«On joue tous le jeu de vivre à Bulle au XXIe siècle»

Vendredi, deux musiciens bullois de carrure internationale – Grégoire Quartier et Arnaud Sponar – proposent leur dernière création dans le cadre du festival Altitudes. Point commun: les changements climatiques. Lire ici la critique de la soirée.Grégoire Quartier © C.Haymoz

par Christophe Dutoit

On connaissait Grégoire Quartier comme batteur de Cortez, ce groupe ultime dont le dernier album Phœbus a eu un retentissement mondial. De retour de sa seconde tournée américaine avec Disco Doom, le musicien bullois de 35 ans livrera, vendredi à Ebullition, une facette encore plus contemporaine de son art.

Avec ses musiciens, il jouera son Projet human nature, une commande du festival Altitudes. «On ne m’avait jamais fait une telle demande auparavant, explique le Bullois qui a notamment étudié à New York.

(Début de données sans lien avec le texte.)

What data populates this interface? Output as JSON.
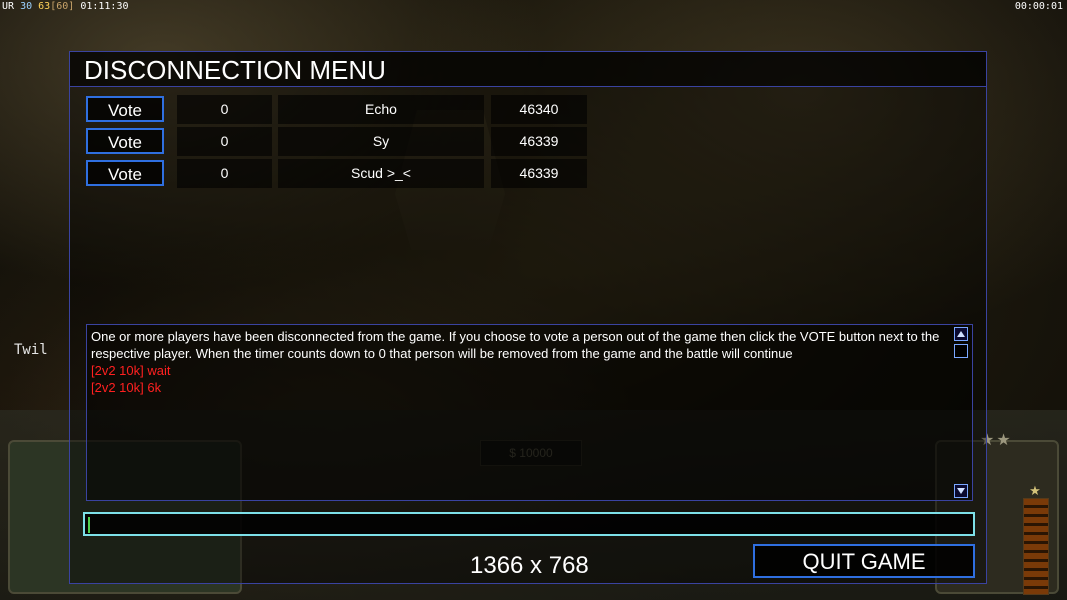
{
  "overlay": {
    "stats_left": {
      "prefix": "UR",
      "a": "30",
      "b": "63",
      "c": "[60]",
      "clock": "01:11:30"
    },
    "stats_right": "00:00:01",
    "player_tag": "Twil"
  },
  "hud": {
    "money": "$ 10000",
    "stars": "★★"
  },
  "dialog": {
    "title": "DISCONNECTION MENU",
    "players": [
      {
        "vote_label": "Vote",
        "count": "0",
        "name": "Echo",
        "ping": "46340"
      },
      {
        "vote_label": "Vote",
        "count": "0",
        "name": "Sy",
        "ping": "46339"
      },
      {
        "vote_label": "Vote",
        "count": "0",
        "name": "Scud >_<",
        "ping": "46339"
      }
    ],
    "chat": {
      "system_message": "One or more players have been disconnected from the game. If you choose to vote a person out of the game then click the VOTE button next to the respective player. When the timer counts down to 0 that person will be removed from the game and the battle will continue",
      "messages": [
        "[2v2 10k] wait",
        "[2v2 10k] 6k"
      ]
    },
    "chat_input_value": "",
    "resolution": "1366 x 768",
    "quit_label": "QUIT GAME"
  }
}
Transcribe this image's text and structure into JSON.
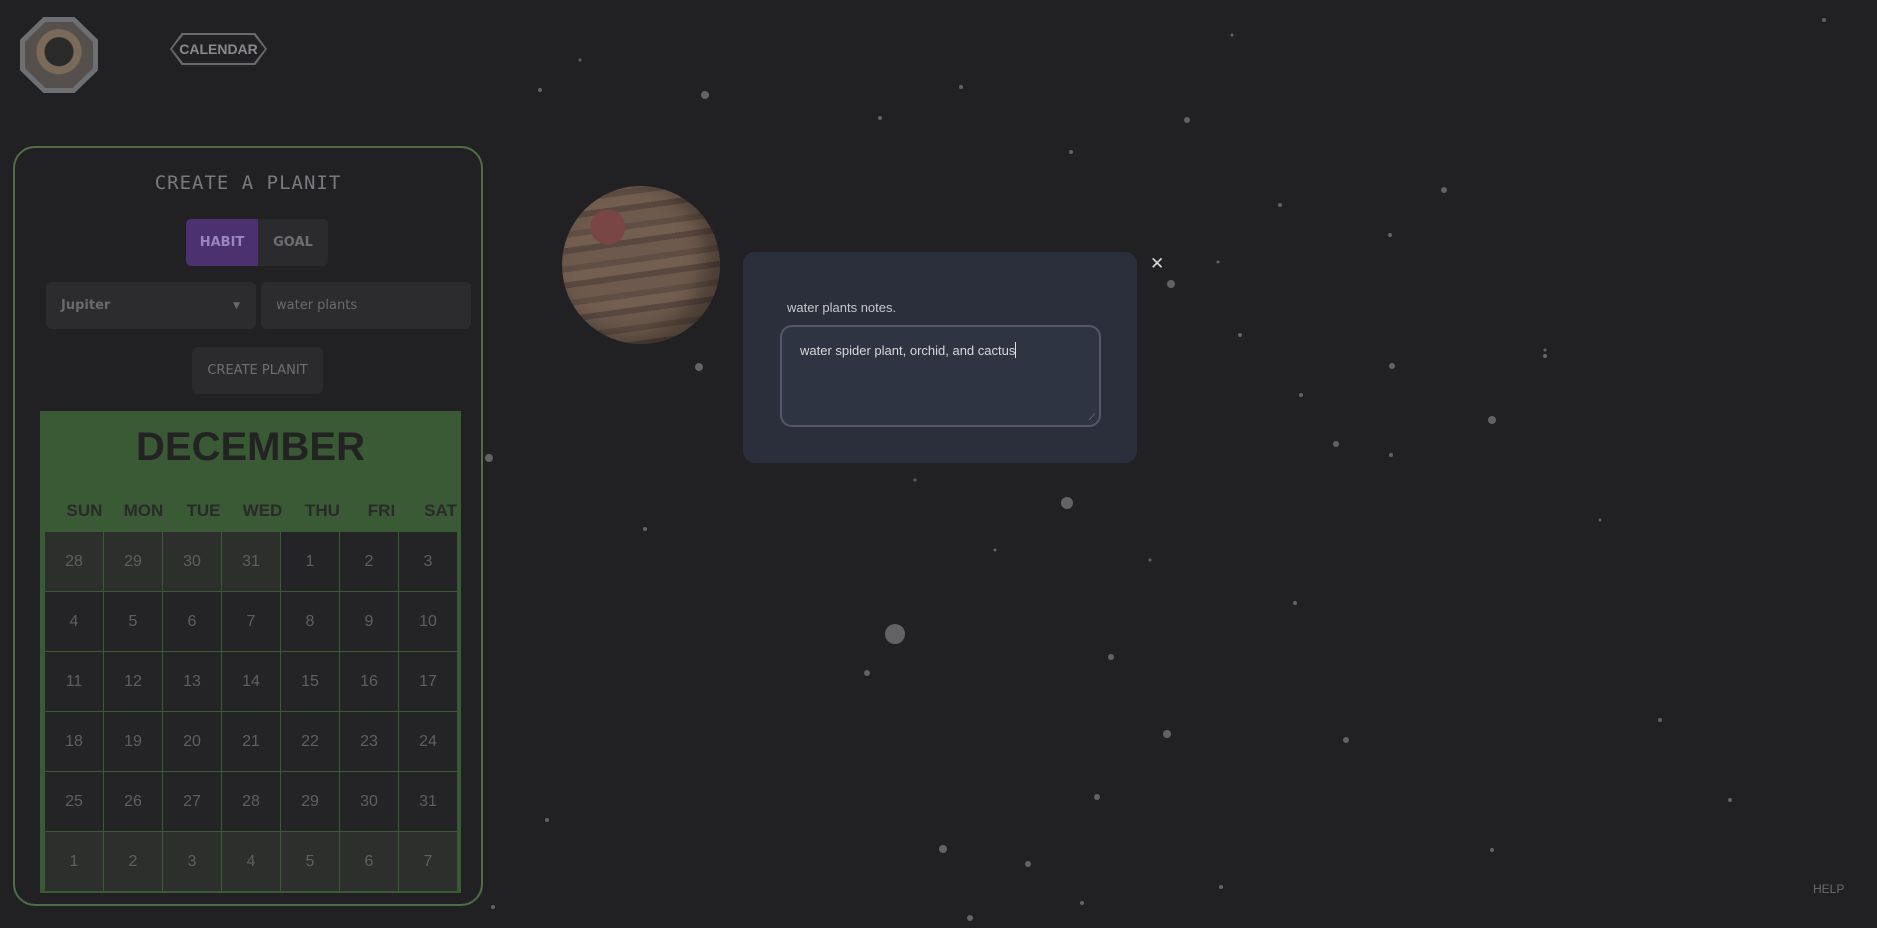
{
  "header": {
    "calendar_label": "CALENDAR"
  },
  "panel": {
    "title": "CREATE A PLANIT",
    "toggle": {
      "habit_label": "HABIT",
      "goal_label": "GOAL",
      "selected": "HABIT"
    },
    "planet_select": {
      "value": "Jupiter"
    },
    "name_input": {
      "placeholder": "water plants"
    },
    "create_button_label": "CREATE PLANIT"
  },
  "calendar": {
    "month": "DECEMBER",
    "weekdays": [
      "SUN",
      "MON",
      "TUE",
      "WED",
      "THU",
      "FRI",
      "SAT"
    ],
    "days": [
      "28",
      "29",
      "30",
      "31",
      "1",
      "2",
      "3",
      "4",
      "5",
      "6",
      "7",
      "8",
      "9",
      "10",
      "11",
      "12",
      "13",
      "14",
      "15",
      "16",
      "17",
      "18",
      "19",
      "20",
      "21",
      "22",
      "23",
      "24",
      "25",
      "26",
      "27",
      "28",
      "29",
      "30",
      "31",
      "1",
      "2",
      "3",
      "4",
      "5",
      "6",
      "7"
    ],
    "outside_month": [
      0,
      1,
      2,
      3,
      35,
      36,
      37,
      38,
      39,
      40,
      41
    ]
  },
  "notes_modal": {
    "label": "water plants notes.",
    "text": "water spider plant, orchid, and cactus",
    "close_icon": "close-icon"
  },
  "footer": {
    "help_label": "HELP"
  },
  "colors": {
    "background": "#212124",
    "panel_border": "#4e6e45",
    "calendar_green": "#3a5a35",
    "habit_purple": "#4b3170",
    "modal_bg": "#2b2f3b"
  }
}
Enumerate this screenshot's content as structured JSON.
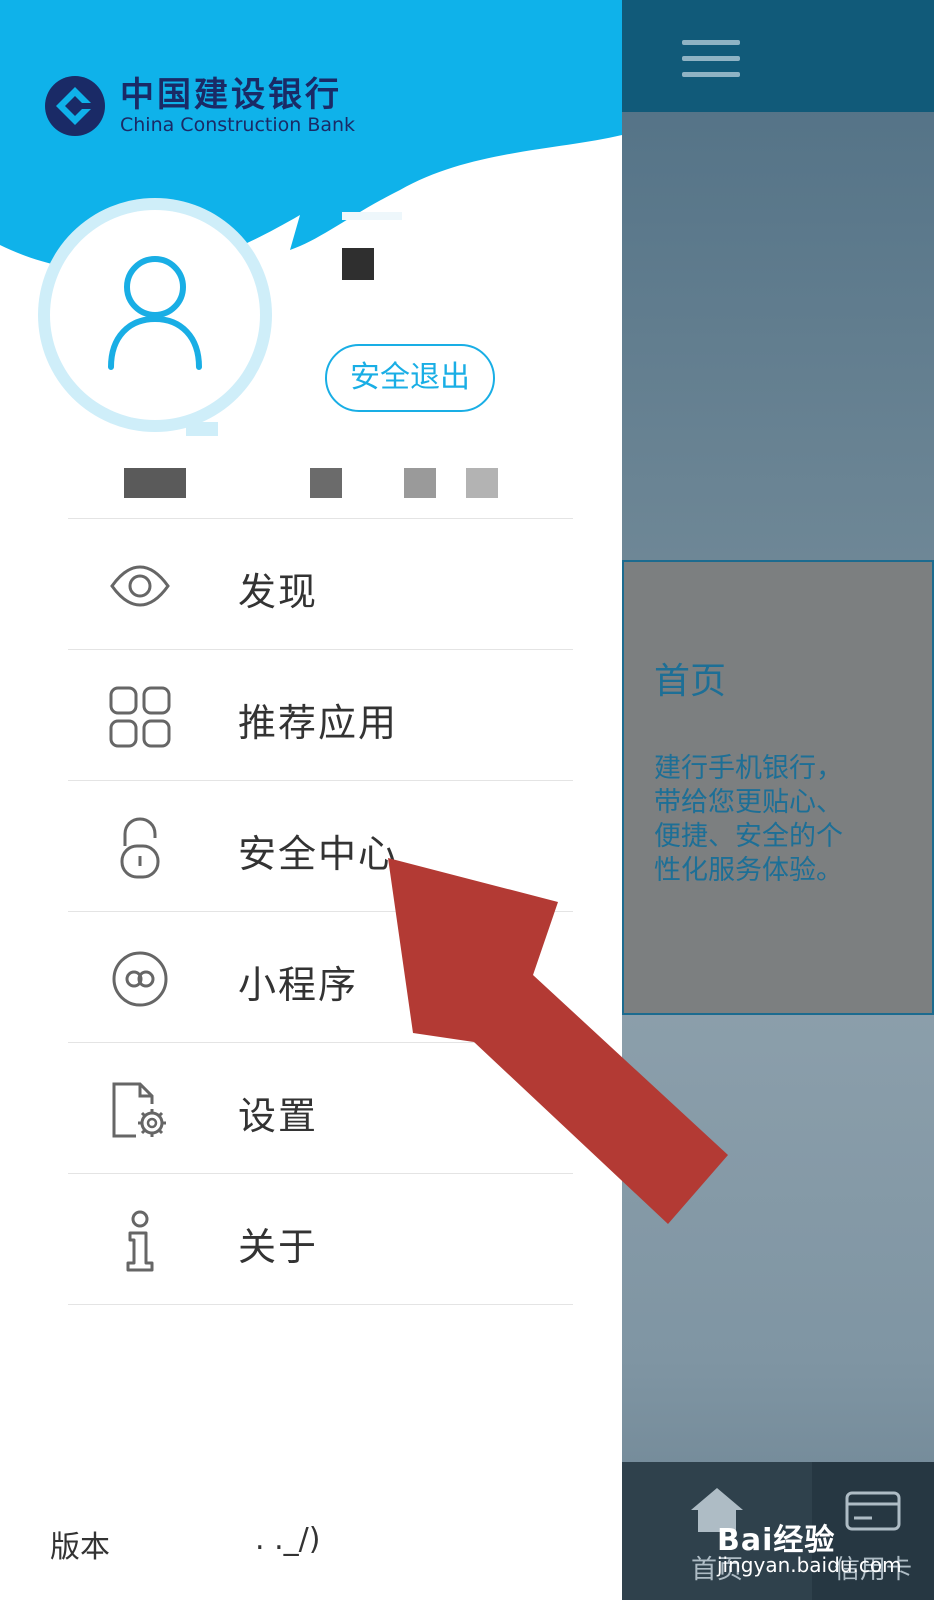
{
  "brand": {
    "name_cn": "中国建设银行",
    "name_en": "China Construction Bank",
    "logo_icon": "ccb-logo-icon"
  },
  "profile": {
    "avatar_icon": "user-avatar-icon",
    "logout_label": "安全退出"
  },
  "menu": {
    "items": [
      {
        "label": "发现",
        "icon": "eye-icon"
      },
      {
        "label": "推荐应用",
        "icon": "apps-grid-icon"
      },
      {
        "label": "安全中心",
        "icon": "lock-icon"
      },
      {
        "label": "小程序",
        "icon": "mini-program-icon"
      },
      {
        "label": "设置",
        "icon": "settings-icon"
      },
      {
        "label": "关于",
        "icon": "info-icon"
      }
    ]
  },
  "footer": {
    "version_label": "版本",
    "version_value": ". ._/)"
  },
  "background_app": {
    "tile_title": "首页",
    "tile_description": "建行手机银行，带给您更贴心、便捷、安全的个性化服务体验。",
    "nav": {
      "home_label": "首页",
      "card_label": "信用卡"
    }
  },
  "watermark": {
    "text": "Bai经验",
    "url": "jingyan.baidu.com"
  },
  "colors": {
    "header_blue": "#0fb2ea",
    "accent": "#19aee5",
    "annotation_red": "#b33a34",
    "brand_navy": "#1a2a66"
  }
}
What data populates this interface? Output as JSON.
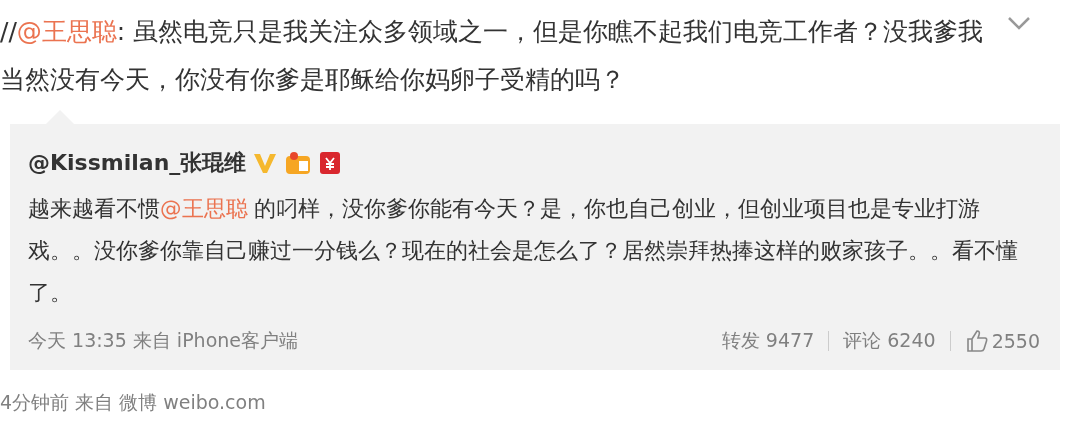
{
  "post": {
    "segments": [
      {
        "kind": "text",
        "text": "//"
      },
      {
        "kind": "mention",
        "text": "@王思聪"
      },
      {
        "kind": "text",
        "text": ": 虽然电竞只是我关注众多领域之一，但是你瞧不起我们电竞工作者？没我爹我当然没有今天，你没有你爹是耶稣给你妈卵子受精的吗？"
      }
    ]
  },
  "quoted": {
    "author": "@Kissmilan_张琨维",
    "body": [
      {
        "kind": "text",
        "text": "越来越看不惯"
      },
      {
        "kind": "mention",
        "text": "@王思聪"
      },
      {
        "kind": "text",
        "text": " 的叼样，没你爹你能有今天？是，你也自己创业，但创业项目也是专业打游戏。。没你爹你靠自己赚过一分钱么？现在的社会是怎么了？居然崇拜热捧这样的败家孩子。。看不懂了。"
      }
    ],
    "meta": "今天 13:35 来自 iPhone客户端",
    "repost": "转发 9477",
    "comments": "评论 6240",
    "likes": "2550"
  },
  "footer": "4分钟前 来自 微博 weibo.com"
}
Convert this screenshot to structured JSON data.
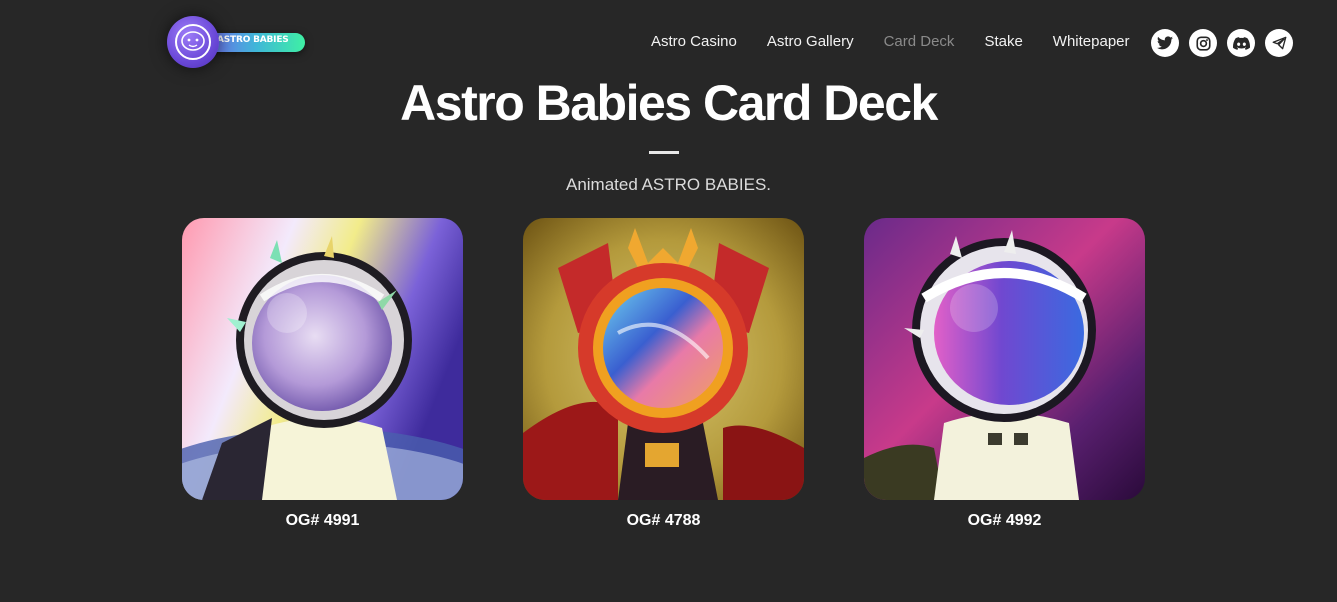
{
  "brand": {
    "name": "ASTRO BABIES"
  },
  "nav": {
    "items": [
      {
        "label": "Astro Casino"
      },
      {
        "label": "Astro Gallery"
      },
      {
        "label": "Card Deck",
        "active": true
      },
      {
        "label": "Stake"
      },
      {
        "label": "Whitepaper"
      }
    ]
  },
  "socials": [
    {
      "icon": "twitter-icon"
    },
    {
      "icon": "instagram-icon"
    },
    {
      "icon": "discord-icon"
    },
    {
      "icon": "telegram-icon"
    }
  ],
  "hero": {
    "title": "Astro Babies Card Deck",
    "subtitle": "Animated ASTRO BABIES."
  },
  "cards": [
    {
      "label": "OG# 4991"
    },
    {
      "label": "OG# 4788"
    },
    {
      "label": "OG# 4992"
    }
  ],
  "colors": {
    "background": "#272727",
    "accent_purple": "#7a5cf0",
    "accent_green": "#3ff0a4",
    "nav_active": "#8a8a8a"
  }
}
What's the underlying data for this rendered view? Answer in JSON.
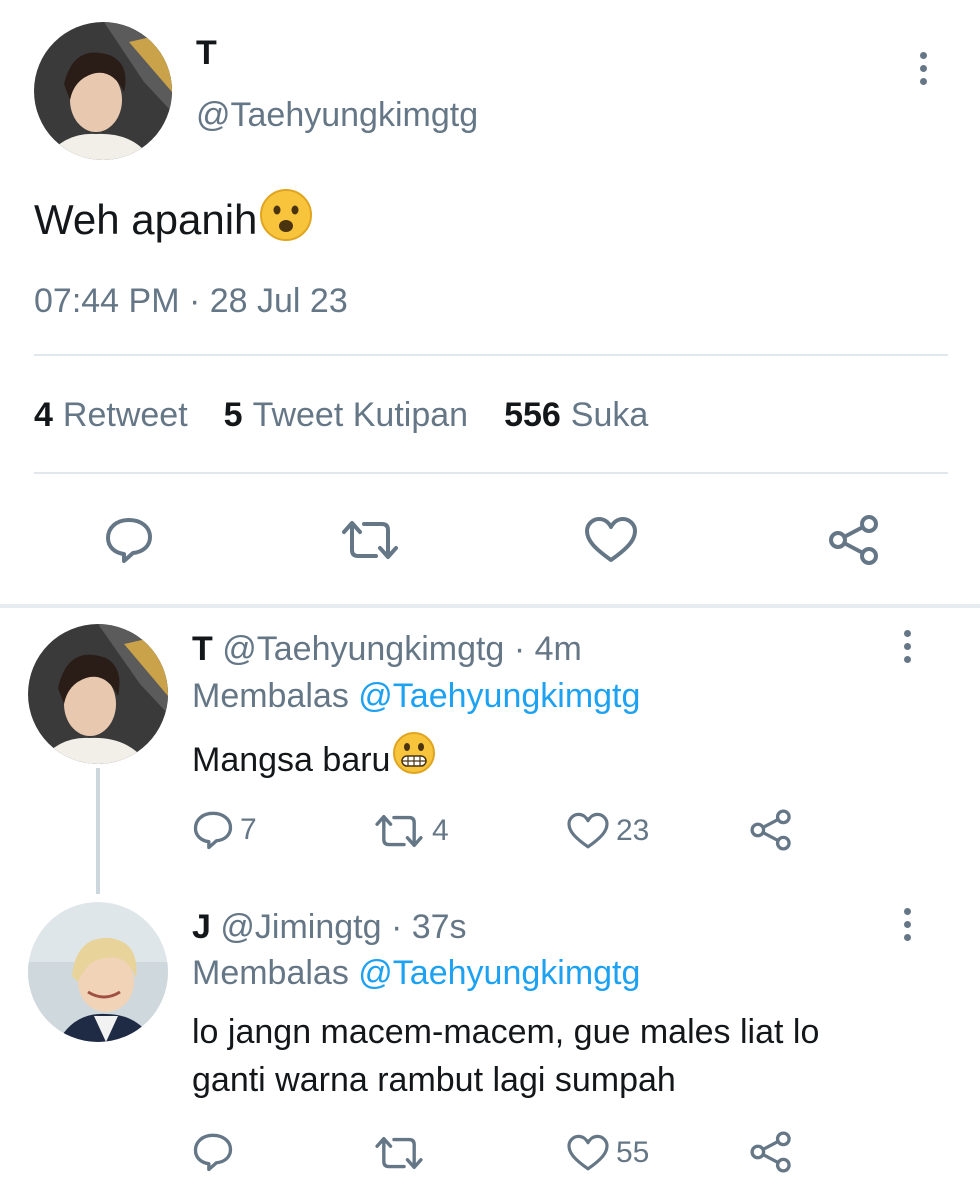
{
  "main_tweet": {
    "author_name": "T",
    "author_handle": "@Taehyungkimgtg",
    "text": "Weh apanih",
    "emoji": "frowning-face-emoji",
    "timestamp": "07:44 PM · 28 Jul 23",
    "stats": {
      "retweets_count": "4",
      "retweets_label": "Retweet",
      "quotes_count": "5",
      "quotes_label": "Tweet Kutipan",
      "likes_count": "556",
      "likes_label": "Suka"
    },
    "actions": [
      "reply-icon",
      "retweet-icon",
      "like-icon",
      "share-icon"
    ]
  },
  "replies": [
    {
      "author_name": "T",
      "author_handle": "@Taehyungkimgtg",
      "time": "· 4m",
      "replying_prefix": "Membalas",
      "replying_to": "@Taehyungkimgtg",
      "text": "Mangsa baru",
      "emoji": "grimacing-face-emoji",
      "reply_count": "7",
      "retweet_count": "4",
      "like_count": "23"
    },
    {
      "author_name": "J",
      "author_handle": "@Jimingtg",
      "time": "· 37s",
      "replying_prefix": "Membalas",
      "replying_to": "@Taehyungkimgtg",
      "text_line1": "lo jangn macem-macem, gue males liat lo",
      "text_line2": "ganti warna rambut lagi sumpah",
      "reply_count": "",
      "retweet_count": "",
      "like_count": "55"
    }
  ],
  "colors": {
    "text": "#14171a",
    "muted": "#657786",
    "link": "#1da1f2",
    "divider": "#e1e8ed"
  }
}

Au départ, j’étais assez timide, je me demandais “quel droit” j’avais de faire ça.» Le premier doute passé, Grégoire Quartier se met au travail, avec une idée en tête. «Les codes, c’est rigolo. Mais, en sortir, c’est encore mieux!»

J’aimerais que le public aille au-delà du simple “j’aime/je n’aime pas”, mais que ce soit plutôt “j’ai compris/je n’ai pas compris”.

Sa carte blanche se compose de cinq tableaux, qui mêlent musique ambient, compositions spontanées, improvisations, élans bruitistes et pièces de clapping music de Steve Reich. «C’est une pièce intellectuelle, sans compromis, qui demande au public d’être actif, car on joue tous le jeu de vivre à Bulle au XXIe siècle», explique le compositeur qui répète depuis plusieurs jours dans la salle où il fut également programmateur. «Ce n’est pas un spectacle sympathique. La question des changements climatiques est bien trop grave pour ne passer qu’un bon moment. J’aimerais que le public aille au-delà du simple “j’aime/je n’aime pas”, mais que ce soit plutôt “j’ai compris/je n’ai pas compris”.»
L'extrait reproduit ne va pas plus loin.